## Thursday, February 20, 2014

### Pi in the Torah

This week, the הפטרה is read from מלכים א פרק ז. There is a difference of opinion as to which part of the פרק is read. The ספרדים and some אשכנזי shuls will read the part that contains a reference to the figure of π. פסוק כג states that the pool was 10 אמות in diameter and 30 אמות in circumference. The obvious difficulty is that π is more than 3. Even if the פסוק were to round to the nearest whole number, it would be 31.

There is a famous approach to this problem which is said over in the name of the גר"א although I am not sure there is any written evidence of it. The word used for the circumference is וקוה. However, it is read וקו. If you drop the leading ו which is simply a וי"ו החיבור, you are left with קו and קוה. The respective גמטריות of those words are 111 and 106. If you divide 111/106 and multiply that by the apparent figure of π used - 3 - then the result is 3.1415094! That is correct to 3 decimal places!
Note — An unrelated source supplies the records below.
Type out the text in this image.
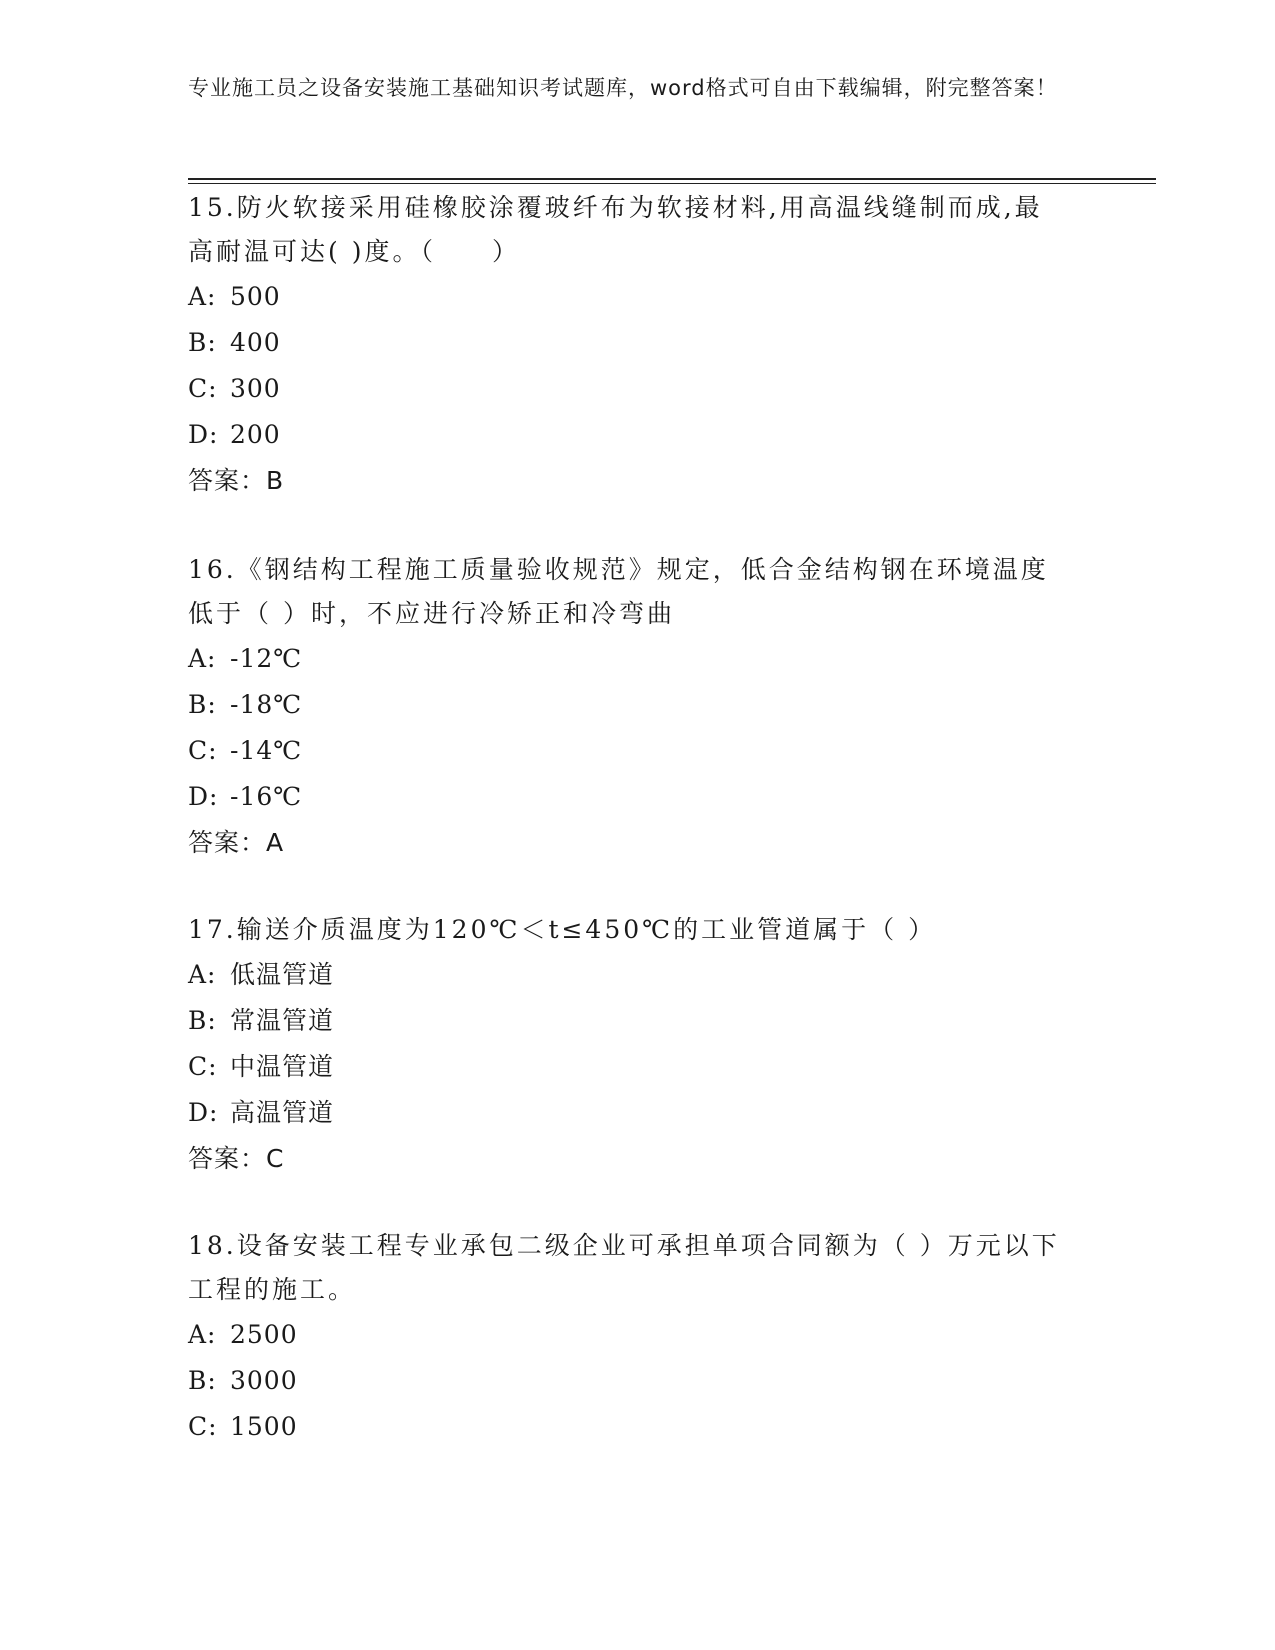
专业施工员之设备安装施工基础知识考试题库，word格式可自由下载编辑，附完整答案！
15.防火软接采用硅橡胶涂覆玻纤布为软接材料,用高温线缝制而成,最高耐温可达( )度。（　　）
A: 500
B: 400
C: 300
D: 200
答案：B
16.《钢结构工程施工质量验收规范》规定，低合金结构钢在环境温度低于（ ）时，不应进行冷矫正和冷弯曲
A: -12℃
B: -18℃
C: -14℃
D: -16℃
答案：A
17.输送介质温度为120℃＜t≤450℃的工业管道属于（ ）
A: 低温管道
B: 常温管道
C: 中温管道
D: 高温管道
答案：C
18.设备安装工程专业承包二级企业可承担单项合同额为（ ）万元以下工程的施工。
A: 2500
B: 3000
C: 1500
I once heard an interesting addendum to this. There needs to be some meaning behind the figure of 30 אמות. The thickness of the walls was 1/4 אמה (I'm not sure where we know that from.) Therefore, the inner diameter was 9 1/2 אמות. If you multiply that by π you come awfully close to 30. I thought heard this in the name of the מלבי"ם but I looked it up and he definitely did not say that.

1. There is an in-depth essay on this matter here:
http://www.truthofland.co.il/english/Sea of Solomon.htm

2. I do not understand what do you find difficult?

The text speaks about outer diameter (10 cubits), outer radius (or height, 5 cubits) and inner circumference (30 cubits).

This in turn makes the thickness of the Sea [10-(30/Pi)] /2 = ~0.225 cubits or ~ 10.287cm or ~4.05 inches. Exactly an average handbreadth.

Measure your hand with the ruler to confirm these calculations and you will find them very accurate.

Here is a diagram that I made that shows the whole idea: http://goo.gl/YgdGv

3. קו is spelled differently in מלכים and דברי הימים.

קו and קוה

That's what makes the gematria work.